Sky High Farm: Artist Dan Colen's Painterly Landscape in the Hudson Valley - Gardenista
Photography by Rush Jagoe, courtesy of Berman Horn Studio.
A dramatic black barn set against a rolling green Hudson Valley landscape greets visitors to Sky High Farm, which has a purpose just as grand.
The painter Dan Colen, who bought the one-time farm in 2011 to put some physical distance between himself and the city’s downtown art scene, has a studio and residence on the property.
In Pine Plains, New York, the L-shaped barn at Sky High Farm has two attached volumes serving as a livestock barn and a harvest processing facility.
Of Sky High Farm’s 40 acres of hilly land, two are devoted to vegetable production and 25 to animal pasture. Now in its fifth season, the farm estimates it has donated more than 36,000 nutritious, organically grown meals to the hungry.

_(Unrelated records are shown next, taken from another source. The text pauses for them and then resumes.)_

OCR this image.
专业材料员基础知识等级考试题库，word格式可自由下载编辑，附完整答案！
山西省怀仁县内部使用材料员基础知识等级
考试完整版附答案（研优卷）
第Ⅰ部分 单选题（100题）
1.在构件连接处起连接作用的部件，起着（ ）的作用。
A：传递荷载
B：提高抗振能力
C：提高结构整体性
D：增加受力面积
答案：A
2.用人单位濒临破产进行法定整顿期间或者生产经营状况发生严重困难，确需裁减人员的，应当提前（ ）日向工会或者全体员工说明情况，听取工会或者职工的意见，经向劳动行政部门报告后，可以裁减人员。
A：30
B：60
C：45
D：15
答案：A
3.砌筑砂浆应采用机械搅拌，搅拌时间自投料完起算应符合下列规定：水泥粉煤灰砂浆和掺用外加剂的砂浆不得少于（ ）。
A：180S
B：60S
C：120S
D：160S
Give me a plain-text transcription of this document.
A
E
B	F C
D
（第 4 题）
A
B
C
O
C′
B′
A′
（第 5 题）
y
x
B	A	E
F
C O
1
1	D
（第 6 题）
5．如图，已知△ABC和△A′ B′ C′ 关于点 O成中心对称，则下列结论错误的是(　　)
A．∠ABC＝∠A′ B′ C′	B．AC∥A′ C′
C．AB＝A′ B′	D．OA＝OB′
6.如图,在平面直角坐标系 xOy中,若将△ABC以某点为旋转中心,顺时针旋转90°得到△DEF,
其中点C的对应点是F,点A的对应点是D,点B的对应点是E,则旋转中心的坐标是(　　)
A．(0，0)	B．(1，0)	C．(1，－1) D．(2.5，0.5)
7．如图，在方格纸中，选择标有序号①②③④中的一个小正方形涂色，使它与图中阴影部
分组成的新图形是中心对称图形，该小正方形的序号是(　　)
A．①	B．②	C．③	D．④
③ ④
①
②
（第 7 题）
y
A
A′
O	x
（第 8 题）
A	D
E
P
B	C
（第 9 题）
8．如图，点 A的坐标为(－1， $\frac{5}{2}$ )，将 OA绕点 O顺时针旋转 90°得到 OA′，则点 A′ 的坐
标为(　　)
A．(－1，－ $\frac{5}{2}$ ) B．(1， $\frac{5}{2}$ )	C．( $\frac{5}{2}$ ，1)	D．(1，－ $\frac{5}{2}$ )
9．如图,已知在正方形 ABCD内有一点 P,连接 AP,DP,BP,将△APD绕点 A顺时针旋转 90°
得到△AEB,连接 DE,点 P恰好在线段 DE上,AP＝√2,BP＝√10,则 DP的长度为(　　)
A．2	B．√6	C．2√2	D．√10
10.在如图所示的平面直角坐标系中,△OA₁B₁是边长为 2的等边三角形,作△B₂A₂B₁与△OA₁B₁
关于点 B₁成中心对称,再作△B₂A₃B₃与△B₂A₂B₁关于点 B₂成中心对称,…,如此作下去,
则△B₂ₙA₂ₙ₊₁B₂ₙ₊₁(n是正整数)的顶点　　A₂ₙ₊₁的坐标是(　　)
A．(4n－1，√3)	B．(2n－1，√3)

A poured-concrete shelter on the property is topped with cladding and framing that mimics the main barn.
The shelter was built as a compost shed and to store propane tanks and generators, “but the animals kind of took it over,” said Berman.
The structure is still used for its intended purposes, but the animals—here, a donkey and chickens—”like to hang out there when they’re outdoors.”
The hallway of the grain processing facility, where hats and boots are stored. The harvest facility makes use of more modern construction techniques compared to the traditional framing of the livestock barn, shown below.
The hallway leads to the office, feed room, and cold storage.
Livestock accoutrements hang on a painted peg rail.
A mudroom with bathroom, laundry, and storage links the two wings of the barn.
The livestock wing has a concrete floor and is framed in heavy fir timber from Williams Lumber upstate.
A ladder climbs from the first floor of the livestock barn to the hayloft above.
Hay is loaded directly into the loft by conveyor belt through the loft’s upper doors.
When needed, hay is dropped directly from the loft to the barn floor below through a framed chute.
“The opening to the first floor is framed out to be both a handrail and a support for the hay piles—so neither hay nor people topple down,” said Berman.
The view from the hayloft.
The architects used simple forms and materials, “both based on budget and to create a sense of accretion over time, as if this space could have been renovated and added to over many years,” said Berman.